My background is with corporate web teams, and this is a topic that is just starting to get explored.
Channel and Partner Marketing often largest revenue stream
At a previous job I was the Web Marketing Manager for the Channel Extranet site at Hitachi Data Systems, called PartnerXchange, a website that dedicated to helping our partners resell our products. This was a high-tech B2B sale which accounted for 60% of the overall revenue of the company. One of the largest networking companies recently told me that the channel accounts for 80% of the overall revenue of the company.
[While Social Media has impacted corporate marketing departments such as PR, MarCom and Web Marketing, Channel and Partner Marketing programs are starting to wake up to the opportunities --and risks-- that it entails]
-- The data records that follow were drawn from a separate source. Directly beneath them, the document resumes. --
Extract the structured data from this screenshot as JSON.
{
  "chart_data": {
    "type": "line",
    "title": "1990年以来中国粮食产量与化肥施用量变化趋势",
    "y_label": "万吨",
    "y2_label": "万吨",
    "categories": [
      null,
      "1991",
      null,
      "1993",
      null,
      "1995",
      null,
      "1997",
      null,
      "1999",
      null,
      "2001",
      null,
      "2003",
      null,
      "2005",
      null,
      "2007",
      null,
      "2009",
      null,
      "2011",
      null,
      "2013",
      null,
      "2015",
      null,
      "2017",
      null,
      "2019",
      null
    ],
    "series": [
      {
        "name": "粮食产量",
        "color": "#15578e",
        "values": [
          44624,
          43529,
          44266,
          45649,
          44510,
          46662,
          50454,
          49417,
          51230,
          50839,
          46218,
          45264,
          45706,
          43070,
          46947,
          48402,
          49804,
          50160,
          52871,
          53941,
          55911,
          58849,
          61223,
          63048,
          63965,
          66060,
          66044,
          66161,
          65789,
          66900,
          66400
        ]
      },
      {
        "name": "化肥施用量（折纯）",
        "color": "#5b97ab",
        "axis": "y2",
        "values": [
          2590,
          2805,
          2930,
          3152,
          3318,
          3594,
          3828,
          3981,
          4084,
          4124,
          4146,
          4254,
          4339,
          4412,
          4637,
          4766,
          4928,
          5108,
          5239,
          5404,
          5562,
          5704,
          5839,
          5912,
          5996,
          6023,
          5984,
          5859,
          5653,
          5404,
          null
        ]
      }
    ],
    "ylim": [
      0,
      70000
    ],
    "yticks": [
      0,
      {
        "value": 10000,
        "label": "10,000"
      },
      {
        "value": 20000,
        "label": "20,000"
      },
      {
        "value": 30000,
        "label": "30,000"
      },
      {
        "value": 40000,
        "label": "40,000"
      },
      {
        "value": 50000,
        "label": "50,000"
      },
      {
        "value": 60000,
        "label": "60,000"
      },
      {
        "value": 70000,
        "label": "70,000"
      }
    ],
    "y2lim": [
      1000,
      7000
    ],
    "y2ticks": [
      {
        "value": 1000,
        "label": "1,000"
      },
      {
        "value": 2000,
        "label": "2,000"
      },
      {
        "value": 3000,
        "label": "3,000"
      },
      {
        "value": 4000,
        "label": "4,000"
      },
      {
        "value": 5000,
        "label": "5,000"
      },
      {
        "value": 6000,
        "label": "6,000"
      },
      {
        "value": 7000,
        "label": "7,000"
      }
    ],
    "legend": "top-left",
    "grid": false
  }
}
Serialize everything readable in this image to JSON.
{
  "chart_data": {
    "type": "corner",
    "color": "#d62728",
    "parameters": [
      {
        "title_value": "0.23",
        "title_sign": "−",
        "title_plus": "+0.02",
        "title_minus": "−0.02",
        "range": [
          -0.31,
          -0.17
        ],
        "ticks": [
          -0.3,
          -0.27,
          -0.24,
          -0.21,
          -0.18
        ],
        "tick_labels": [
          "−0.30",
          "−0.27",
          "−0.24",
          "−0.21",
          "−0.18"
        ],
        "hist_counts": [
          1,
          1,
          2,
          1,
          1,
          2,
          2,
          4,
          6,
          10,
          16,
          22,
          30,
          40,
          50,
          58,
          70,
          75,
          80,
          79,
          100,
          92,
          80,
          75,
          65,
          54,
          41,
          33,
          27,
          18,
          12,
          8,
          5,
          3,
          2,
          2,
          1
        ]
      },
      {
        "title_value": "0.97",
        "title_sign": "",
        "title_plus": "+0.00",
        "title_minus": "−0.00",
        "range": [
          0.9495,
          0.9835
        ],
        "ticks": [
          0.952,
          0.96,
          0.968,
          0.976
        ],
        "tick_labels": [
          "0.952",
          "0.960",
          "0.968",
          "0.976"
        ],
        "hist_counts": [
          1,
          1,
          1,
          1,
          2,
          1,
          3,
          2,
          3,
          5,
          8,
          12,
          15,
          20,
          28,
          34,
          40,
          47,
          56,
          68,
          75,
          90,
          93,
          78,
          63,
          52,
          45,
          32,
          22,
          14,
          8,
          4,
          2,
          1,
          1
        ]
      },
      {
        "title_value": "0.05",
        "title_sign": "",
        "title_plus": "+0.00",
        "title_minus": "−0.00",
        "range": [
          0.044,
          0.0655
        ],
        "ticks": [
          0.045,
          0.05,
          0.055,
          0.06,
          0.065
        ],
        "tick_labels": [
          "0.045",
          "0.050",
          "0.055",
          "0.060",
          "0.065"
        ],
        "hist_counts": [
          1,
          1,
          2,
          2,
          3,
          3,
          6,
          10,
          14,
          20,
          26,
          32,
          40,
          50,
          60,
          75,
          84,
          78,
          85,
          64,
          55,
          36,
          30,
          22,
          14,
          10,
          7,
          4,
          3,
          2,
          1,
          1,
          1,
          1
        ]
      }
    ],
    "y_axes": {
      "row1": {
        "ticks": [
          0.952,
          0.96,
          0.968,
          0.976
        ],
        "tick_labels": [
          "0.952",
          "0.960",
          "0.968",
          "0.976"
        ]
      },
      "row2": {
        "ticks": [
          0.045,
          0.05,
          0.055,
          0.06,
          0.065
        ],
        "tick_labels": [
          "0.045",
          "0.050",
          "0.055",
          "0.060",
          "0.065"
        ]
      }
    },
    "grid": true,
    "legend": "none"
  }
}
Vendor: The primary company selling the products, such as Hitachi Data Systems
Partner: Often referred to as the “channel, this group resells products to the market, often with additional services, sometimes referred to as a value added reseller or “VAR”.
Social Media: An easy to use toolset that includes technolgoies that empower anyone to easily communicate, such as: blogs, forums, podcasts, social networks, and other easy to publish tools.
Customer: End recipient of product and services, in this case, they primarily deal with the Partner, and may or may not deal with the vendor.
Small uptake in Channel and Partner Marketing
At first, social media impacted the PR group within any particular vendor, then spread to corporate marketing, yet just now in 2008 I’m starting to see some uptake of Channel Marketing departments starting to take notice of social media for channel use.
Resellers often have limited marketing resources
A majority of resellers (although there’s some larger ones) have challenges with marketing, many are small or medium size businesses that have strong competency in service delivery, but lean on the larger vendors to setup marketing initiatives and programs to help them.
When it comes to social media, this can go one of two ways, some small companies, strapped for resources have already started to use these cost-effective tools to communicate to their clients. On the other hand, these resource limited companies won’t have the time to even think about ‘new media’ ways of marketing themselves.
The fact of the matter is that social media tools are cost-effective when used correctly, but could cost hundreds more when used incorrectly –often in the form of brand backlash.
Four Impacts of Social Media on Channel Marketing and Partner Marketing”
1) Internal Vendor Training and Support
Vendors can benefit from training their Channel sales groups, and support teams by creating internal blogs, podcasts, to teach internal staff how to better communicate and work with channel partners. Along these lines include fulfillment and support, where collaboration and community tools could help harvest, manage, and deliver key information to teams.
2) Vendor to Partner Communications
Perhaps the first seen effort is to use these tools as a way to better communicate to partners. Tools such as blogs and podcasts are great for talking to your partner base, but don’t forget about letting them cross-communicate to each other by using community tools. The better your partners are at reselling your products, they better off you are. It’s expected there will be some needs for permissions and rules of engagement as many partner are competitors.
3) Partner to Customer though Empowerment
The resource restricted partner is going to be happy to receive help from the vendor to market their products, and often they already have content that is re-syndicated on their website such as brochures, case studies, and white papers. Now, start thinking about how to create media (audio video) that could have a pre-roll with your partners name on it, and then embedded on their site. This would include RSS news feeds what could help populate their website with freshly updated content. Lastly, consider social media training sessions that teach them how to fish. As the vendor and partner groups start to cross-link all boats start to rise as the conversation gets passed from one company to another.
4) Vendor to Customer
Lastly, vendors should use the opportunity to discuss from their own social media activities the great things their partners are doing to satisfy clients. While it’s sometimes difficult to remain non-partisan, discussing issues, challenges, and solutions that partners are doing in an non-biased way from blogs, forums, communities, and podcasts could spark discussion that could lead to further sales.
In summary, there’s quite a few ways these tools can be used to improve the triangular relationship between vendors, partners, and customers. You’ll often need to find an internal resource dedicated to these new media efforts, and you may require outside help to train, establish a program and conduct workshops. I’m sure you’ll find the right mix.